El 19 de febrero de 1997, el Tribunal Supremo de los Estados Unidos hizo pública la sentencia Francis Bernard Auer et al v. David A Robbins, redactada por Antonin Scalia y que contó con el apoyo unánime de sus ocho colegas de estrado. La sentencia se enfrentaba la reclamación dineraria de dos agentes de policía de San Luis, que fue rechazada debido a la interpretación que el Secretario de Trabajo había efectuado de normativa que él mismo había aprobado al amparo de la Fair Labor Standards Act de 1938. Scalia rechazó que hubiera de efectuarse una interpretación distinta de la que efectuó el Secretario, en tanto en cuanto:

“Un principio que requiriese al Secretario a interpretar de forma restrictiva las normas que él mismo aprobó tendría poco sentido, dado que es libre para aprobar una normativa tan amplia como desee, sin otras limitaciones que las que le imponga la ley.”

Lo cual, traducido a nuestro ordenamiento, quiere decir que la interpretación que de una norma infralegal efectúe el órgano que la ha elaborado ha de tenerse por interpretación auténtica y estarse a ella, a salvo, lógicamente, de que tal interpretación sea irracional o que implique excederse de las competencias que le atribuya la ley.

En definitiva, que si ya en varios pronunciamientos jurisprudenciales anteriores el Tribunal Supremo ha puesto cerco a la deferencia Chevron, es posible que en esta ocasión se coloque bajo sitio a la deferencia Auers.

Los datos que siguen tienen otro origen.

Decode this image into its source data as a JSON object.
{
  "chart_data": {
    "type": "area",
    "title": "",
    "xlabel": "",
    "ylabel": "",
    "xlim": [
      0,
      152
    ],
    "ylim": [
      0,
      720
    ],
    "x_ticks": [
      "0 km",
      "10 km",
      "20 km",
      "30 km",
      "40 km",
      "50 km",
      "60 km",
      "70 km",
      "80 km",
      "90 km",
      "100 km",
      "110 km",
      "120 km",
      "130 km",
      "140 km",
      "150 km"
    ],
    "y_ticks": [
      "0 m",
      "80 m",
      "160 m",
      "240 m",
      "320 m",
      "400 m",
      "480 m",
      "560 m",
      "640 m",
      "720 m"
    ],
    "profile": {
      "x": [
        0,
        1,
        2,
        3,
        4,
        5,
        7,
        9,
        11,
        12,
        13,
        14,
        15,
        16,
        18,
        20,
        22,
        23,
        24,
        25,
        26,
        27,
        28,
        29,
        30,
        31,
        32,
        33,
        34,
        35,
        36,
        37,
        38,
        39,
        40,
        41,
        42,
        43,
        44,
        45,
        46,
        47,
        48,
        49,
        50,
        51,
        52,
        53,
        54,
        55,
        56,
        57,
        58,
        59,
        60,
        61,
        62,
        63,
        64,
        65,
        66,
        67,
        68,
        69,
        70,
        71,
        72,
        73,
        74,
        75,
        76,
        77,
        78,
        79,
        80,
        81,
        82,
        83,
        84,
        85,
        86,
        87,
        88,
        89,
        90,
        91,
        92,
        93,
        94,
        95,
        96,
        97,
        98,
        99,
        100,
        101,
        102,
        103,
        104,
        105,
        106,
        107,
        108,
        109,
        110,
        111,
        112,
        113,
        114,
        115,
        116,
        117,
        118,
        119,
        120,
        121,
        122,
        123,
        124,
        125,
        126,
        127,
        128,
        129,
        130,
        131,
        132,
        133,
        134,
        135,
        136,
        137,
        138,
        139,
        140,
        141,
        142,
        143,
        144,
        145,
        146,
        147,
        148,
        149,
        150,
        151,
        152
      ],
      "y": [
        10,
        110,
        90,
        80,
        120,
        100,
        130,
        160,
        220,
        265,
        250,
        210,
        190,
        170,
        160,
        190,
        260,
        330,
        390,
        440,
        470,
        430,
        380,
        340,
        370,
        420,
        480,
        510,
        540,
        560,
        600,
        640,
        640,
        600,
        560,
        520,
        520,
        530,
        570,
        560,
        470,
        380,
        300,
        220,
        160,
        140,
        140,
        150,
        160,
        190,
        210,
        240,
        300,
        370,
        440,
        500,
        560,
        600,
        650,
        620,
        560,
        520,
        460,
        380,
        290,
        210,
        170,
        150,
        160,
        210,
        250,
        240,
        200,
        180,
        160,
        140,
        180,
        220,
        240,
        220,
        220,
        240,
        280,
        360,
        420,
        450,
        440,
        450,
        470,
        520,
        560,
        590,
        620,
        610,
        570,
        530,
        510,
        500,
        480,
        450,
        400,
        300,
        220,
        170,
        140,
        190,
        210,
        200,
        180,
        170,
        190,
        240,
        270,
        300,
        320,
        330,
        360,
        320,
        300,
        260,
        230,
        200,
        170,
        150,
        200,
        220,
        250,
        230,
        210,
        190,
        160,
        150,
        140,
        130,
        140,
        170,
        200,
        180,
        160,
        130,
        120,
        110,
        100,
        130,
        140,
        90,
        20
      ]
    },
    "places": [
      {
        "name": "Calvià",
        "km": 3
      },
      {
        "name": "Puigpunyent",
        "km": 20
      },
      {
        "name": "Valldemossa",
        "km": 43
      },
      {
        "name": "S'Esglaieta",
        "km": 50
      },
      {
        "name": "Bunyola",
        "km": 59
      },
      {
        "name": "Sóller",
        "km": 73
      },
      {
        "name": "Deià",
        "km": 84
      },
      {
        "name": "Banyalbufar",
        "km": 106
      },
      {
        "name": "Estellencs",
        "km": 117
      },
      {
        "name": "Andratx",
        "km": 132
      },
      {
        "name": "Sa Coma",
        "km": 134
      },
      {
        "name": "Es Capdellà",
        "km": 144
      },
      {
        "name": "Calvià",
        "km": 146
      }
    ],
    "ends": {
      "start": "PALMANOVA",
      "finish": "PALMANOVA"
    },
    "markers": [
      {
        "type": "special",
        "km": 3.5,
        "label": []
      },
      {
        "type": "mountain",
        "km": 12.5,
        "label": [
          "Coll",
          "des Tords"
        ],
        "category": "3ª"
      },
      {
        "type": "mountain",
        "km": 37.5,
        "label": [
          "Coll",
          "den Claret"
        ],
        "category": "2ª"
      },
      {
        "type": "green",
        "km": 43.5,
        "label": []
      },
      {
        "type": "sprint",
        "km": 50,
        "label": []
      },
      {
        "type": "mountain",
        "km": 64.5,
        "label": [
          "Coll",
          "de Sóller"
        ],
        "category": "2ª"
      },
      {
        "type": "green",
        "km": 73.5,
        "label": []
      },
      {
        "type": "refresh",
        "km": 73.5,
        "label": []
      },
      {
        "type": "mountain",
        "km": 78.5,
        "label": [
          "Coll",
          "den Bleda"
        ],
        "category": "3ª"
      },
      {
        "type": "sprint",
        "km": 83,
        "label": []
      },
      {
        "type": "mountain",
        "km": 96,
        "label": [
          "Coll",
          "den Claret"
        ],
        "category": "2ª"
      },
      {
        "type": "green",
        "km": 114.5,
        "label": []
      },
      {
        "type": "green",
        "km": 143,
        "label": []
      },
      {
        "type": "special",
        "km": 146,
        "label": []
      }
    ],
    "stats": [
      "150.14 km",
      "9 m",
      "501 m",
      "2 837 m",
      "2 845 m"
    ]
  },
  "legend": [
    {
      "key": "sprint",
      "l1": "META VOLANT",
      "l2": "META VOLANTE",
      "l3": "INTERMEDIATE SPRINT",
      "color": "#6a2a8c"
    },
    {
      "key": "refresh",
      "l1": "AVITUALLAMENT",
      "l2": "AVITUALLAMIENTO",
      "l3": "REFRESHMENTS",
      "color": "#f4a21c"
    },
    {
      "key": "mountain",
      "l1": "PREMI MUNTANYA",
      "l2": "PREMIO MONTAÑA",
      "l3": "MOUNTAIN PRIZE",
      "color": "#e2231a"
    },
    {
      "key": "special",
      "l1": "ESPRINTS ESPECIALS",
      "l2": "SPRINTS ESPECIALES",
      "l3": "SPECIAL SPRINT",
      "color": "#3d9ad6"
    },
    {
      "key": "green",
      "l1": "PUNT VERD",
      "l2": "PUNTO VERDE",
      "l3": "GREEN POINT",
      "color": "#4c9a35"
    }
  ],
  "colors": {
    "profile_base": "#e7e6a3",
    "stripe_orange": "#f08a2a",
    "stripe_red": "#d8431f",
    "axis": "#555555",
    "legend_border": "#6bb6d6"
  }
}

Habrá quien esté descorchando botellas de champán y también quienes se lleven las manos a la cabeza. No se trata de que el cerco termine en destrucción, como ocurrió en la guerra judeo-romana que finalizó con el incendio y desaparición del Templo de Jerusalén, pero tampoco de mantener una continua rebelión administrativa contra el principio de legalidad y contra los derechos de los ciudadanos. Y si hay algo que los órganos jurisdiccionales norteamericanos tienen muy presente en todos los ámbitos es el de respeto a las garantías (legales, administrativas y procesales) del individuo; algo que en nuestro país, desgraciadamente y pese a los lentos y continuos avances, dista aún mucho de haberse logrado.